“The terror groups in all three locations are now communicating more frequently, and apparently trying to coordinate their actions.”
An update on this story. “Some Pakistan Qaeda Fighters Now in Yemen and Somalia,” by Eric Schmitt and David E. Sanger for the New York Times, June 11:
WASHINGTON “” American officials say they are seeing the first evidence that dozens of fighters with Al Qaeda, and a small handful of the terrorist group’s leaders, are moving to Somalia and Yemen from their principal haven in Pakistan’s tribal areas. In communications that are being watched carefully at the Pentagon, White House and Central Intelligence Agency, the terror groups in all three locations are now communicating more frequently, and apparently trying to coordinate their actions, the officials said.
Some aides to President Obama attribute the moves to pressure from intensified drone attacks against Qaeda operatives in Pakistan, after years of unsuccessful American efforts to dislodge the terror group from their haven there.
But there are other possible explanations. Chief among them is the growth of the jihadist campaigns in both Somalia and Yemen, which may now have some of the same appeal for militants that Iraq did after the American military invasion there in 2003. Somalia is now a failed state that bears some resemblance to Afghanistan before the Sept. 11, 2001, attacks, while Yemen’s weak government is ineffectually attempting to combat the militants, American officials say.
The shift of fighters is still small, perhaps a few dozen, and there is no evidence that the top leaders “” Osama bin Laden and Ayman al-Zawahri “” are considering a move from their refuge in the Pakistani tribal areas, according to more than half a dozen senior administration, military and counterterrorism officials interviewed in recent days. Most officials would not comment on the record about the details of what they are seeing, because of the sensitivity of the intelligence information they are gathering.
Leon E. Panetta, the C.I.A. director, said in remarks here on Thursday that as Al Qaeda came under increasing pressure in Pakistan, the United States must prevent the terrorist group from creating a new sanctuary in Yemen or Somalia.
The steady trickle of fighters from Pakistan could worsen the chaos in Somalia, where the Islamic militant group, the Shabab, has attracted hundreds of foreign jihadists in its quest to topple the weak moderate Islamist government in Mogadishu. It could also swell the ranks of a growing menace in Yemen, where militants now control large swaths of the country outside the capital.
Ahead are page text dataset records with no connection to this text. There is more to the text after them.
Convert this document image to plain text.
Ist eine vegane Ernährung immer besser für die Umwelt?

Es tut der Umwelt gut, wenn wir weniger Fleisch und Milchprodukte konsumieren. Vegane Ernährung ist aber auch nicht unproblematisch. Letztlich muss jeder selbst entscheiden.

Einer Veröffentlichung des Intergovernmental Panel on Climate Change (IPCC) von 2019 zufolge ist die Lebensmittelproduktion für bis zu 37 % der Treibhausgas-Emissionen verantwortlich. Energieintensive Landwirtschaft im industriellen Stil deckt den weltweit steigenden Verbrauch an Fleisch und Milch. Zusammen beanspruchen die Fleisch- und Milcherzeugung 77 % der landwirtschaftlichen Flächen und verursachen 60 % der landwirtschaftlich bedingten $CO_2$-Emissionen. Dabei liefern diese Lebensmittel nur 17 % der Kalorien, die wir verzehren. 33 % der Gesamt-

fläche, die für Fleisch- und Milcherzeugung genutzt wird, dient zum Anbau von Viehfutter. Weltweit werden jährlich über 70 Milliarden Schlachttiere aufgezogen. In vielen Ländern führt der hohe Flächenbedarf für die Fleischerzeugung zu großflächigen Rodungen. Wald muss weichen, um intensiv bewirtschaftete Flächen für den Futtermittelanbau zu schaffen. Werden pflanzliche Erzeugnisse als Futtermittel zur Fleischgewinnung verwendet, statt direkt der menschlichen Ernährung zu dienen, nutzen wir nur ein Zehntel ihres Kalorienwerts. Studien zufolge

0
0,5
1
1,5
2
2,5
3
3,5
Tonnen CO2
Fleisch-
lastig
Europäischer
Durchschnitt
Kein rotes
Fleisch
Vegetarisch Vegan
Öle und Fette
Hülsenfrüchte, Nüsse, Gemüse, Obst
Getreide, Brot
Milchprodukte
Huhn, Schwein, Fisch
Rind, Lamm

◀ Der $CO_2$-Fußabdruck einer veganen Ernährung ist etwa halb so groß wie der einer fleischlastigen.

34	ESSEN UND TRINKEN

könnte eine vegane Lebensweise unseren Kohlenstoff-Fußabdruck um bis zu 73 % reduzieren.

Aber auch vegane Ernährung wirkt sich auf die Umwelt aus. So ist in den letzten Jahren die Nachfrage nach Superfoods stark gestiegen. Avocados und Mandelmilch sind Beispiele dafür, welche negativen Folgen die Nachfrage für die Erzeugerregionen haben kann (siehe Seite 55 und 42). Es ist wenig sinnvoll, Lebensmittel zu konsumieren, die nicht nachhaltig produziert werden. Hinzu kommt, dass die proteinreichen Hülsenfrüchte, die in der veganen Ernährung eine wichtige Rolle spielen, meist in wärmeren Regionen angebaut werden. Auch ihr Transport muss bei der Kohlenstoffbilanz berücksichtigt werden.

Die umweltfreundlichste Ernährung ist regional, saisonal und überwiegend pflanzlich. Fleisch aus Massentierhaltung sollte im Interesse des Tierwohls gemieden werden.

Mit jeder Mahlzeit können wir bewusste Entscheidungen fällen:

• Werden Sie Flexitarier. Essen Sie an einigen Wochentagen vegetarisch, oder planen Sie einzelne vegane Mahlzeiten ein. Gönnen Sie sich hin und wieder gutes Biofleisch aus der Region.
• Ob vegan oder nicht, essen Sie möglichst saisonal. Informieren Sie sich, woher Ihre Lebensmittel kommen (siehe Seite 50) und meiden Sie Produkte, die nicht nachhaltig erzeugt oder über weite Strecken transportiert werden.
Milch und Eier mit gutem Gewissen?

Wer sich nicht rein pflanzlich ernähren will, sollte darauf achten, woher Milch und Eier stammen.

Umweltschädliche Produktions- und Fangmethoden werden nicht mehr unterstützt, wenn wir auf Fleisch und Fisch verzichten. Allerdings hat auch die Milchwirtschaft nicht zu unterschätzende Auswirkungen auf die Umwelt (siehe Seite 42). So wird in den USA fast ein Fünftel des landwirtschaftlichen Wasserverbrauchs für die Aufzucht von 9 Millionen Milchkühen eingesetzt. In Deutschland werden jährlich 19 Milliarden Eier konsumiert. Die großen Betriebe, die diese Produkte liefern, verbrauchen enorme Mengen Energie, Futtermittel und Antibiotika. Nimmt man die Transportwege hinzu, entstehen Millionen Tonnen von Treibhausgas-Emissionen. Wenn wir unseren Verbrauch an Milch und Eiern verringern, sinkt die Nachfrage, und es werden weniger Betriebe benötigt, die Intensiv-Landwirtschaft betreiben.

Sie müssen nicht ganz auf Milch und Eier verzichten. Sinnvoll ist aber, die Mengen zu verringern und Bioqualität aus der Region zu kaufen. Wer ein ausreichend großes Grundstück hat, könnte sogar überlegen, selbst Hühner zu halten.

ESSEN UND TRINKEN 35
“I am very worried about growing safe havens in both Somalia and Yemen, specifically because we have seen Al Qaeda leadership, some leaders, start to flow to Yemen,” Adm. Mike Mullen, the chairman of the Joint Chiefs of Staff, said in remarks at the Brookings Institution here on May 18.
For the United States, the movement creates opportunities as well as risks. With the Obama administration focusing its fight against the Taliban and Al Qaeda on the havens in Afghanistan and Pakistan, a shift of fighters and some leaders to new locations could complicate American efforts to strike a lasting blow….
The failure to engage the jihadist ideology for what it is — an inherent part of Islamic teachings and history — also “complicates” those efforts in all three countries: Particularly in the case of the supposedly “moderate” or “friendly” governments of Pakistan and Yemen, the U.S. has trusted that it has allies where it does not, and has set the stage for perpetual surprise in Washington as reality defies expectations.